Charles Vogel (1788 - 1868); Karl Bodmer (1809 - 1893, Barbizon, France) [after Karl Bodmer];

Title

Magic Pile Erected by the Assiniboin Indians; Vignette XV from Travels in the Interior of North America

Creation Date

1839

Century

mid-19th century

Dimensions

11 3/4 in. x 17 in. (29.85 cm x 43.18 cm)

Object Type

print

Creation Place

Europe, Germany

Medium and Support

hand-colored aquatint, etching, stipple on heavy cream wove paper

Credit Line

Gift of Charles Pendexter

Copyright

This artwork may be under copyright. For further information, please consult the Museum’s Copyright Terms and Conditions.

Accession Number

2009.16.73.12

In 1833 the Swiss-German artist Karl Bodmer accompanied Prince Maximilian of Wied-Neuwied on a scientific expedition up the Missouri river and across the Great Plains of North America.
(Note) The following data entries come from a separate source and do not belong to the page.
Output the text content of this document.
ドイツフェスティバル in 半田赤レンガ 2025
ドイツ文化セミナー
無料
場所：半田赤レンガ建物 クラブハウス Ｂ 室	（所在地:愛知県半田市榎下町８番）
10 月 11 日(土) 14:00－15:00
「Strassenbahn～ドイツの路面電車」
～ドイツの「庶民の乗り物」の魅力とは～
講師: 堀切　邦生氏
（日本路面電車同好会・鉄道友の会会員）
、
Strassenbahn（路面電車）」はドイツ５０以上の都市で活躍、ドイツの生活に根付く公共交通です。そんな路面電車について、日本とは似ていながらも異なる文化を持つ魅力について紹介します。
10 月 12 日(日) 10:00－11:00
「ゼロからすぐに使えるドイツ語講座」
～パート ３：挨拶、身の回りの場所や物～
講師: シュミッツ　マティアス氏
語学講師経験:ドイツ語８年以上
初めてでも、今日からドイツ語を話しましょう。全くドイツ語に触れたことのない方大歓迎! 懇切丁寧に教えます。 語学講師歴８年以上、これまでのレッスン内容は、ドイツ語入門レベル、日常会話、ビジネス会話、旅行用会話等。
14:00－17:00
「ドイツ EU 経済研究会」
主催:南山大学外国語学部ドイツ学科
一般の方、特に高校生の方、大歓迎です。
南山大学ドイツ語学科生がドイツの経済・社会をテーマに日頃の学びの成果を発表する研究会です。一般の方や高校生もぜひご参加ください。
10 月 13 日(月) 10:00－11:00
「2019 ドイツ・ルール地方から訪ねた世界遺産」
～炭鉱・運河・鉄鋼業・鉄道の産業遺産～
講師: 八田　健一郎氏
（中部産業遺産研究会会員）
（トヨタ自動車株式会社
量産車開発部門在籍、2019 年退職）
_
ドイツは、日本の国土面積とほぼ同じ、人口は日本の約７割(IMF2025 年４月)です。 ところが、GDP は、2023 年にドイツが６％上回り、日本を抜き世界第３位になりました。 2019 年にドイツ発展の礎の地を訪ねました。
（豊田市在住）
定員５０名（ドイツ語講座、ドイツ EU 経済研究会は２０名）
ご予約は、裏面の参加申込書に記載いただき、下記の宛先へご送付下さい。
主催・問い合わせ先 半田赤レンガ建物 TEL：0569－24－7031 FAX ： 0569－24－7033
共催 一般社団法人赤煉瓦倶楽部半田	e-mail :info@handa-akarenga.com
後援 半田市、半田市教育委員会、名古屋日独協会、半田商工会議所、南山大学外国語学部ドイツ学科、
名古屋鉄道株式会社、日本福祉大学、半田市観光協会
The product of their journey was a published version of Maximilian’s journal accompanied by Bodmer’s watercolors and aquatints of the diverse American Indians they encountered. His images were valued by the scientific community as being the first ethnographically reliable and detailed pictures of Native Americans, and came to define what they looked like in the imaginations of many Europeans and Americans. Bodmer encountered and depicted monuments like this “Magic Pile” surrounding the trading post at Fort Union, Montana, yet he was unsure of their meaning. The Assiniboin depended on bison for all their needs and this pile, topped by a bison skull, signifies the strong connection between Native Americans and the natural world. The lack of human presence beyond the pile lays the groundwork for the foundational myth that the American West was free and uninhabited land.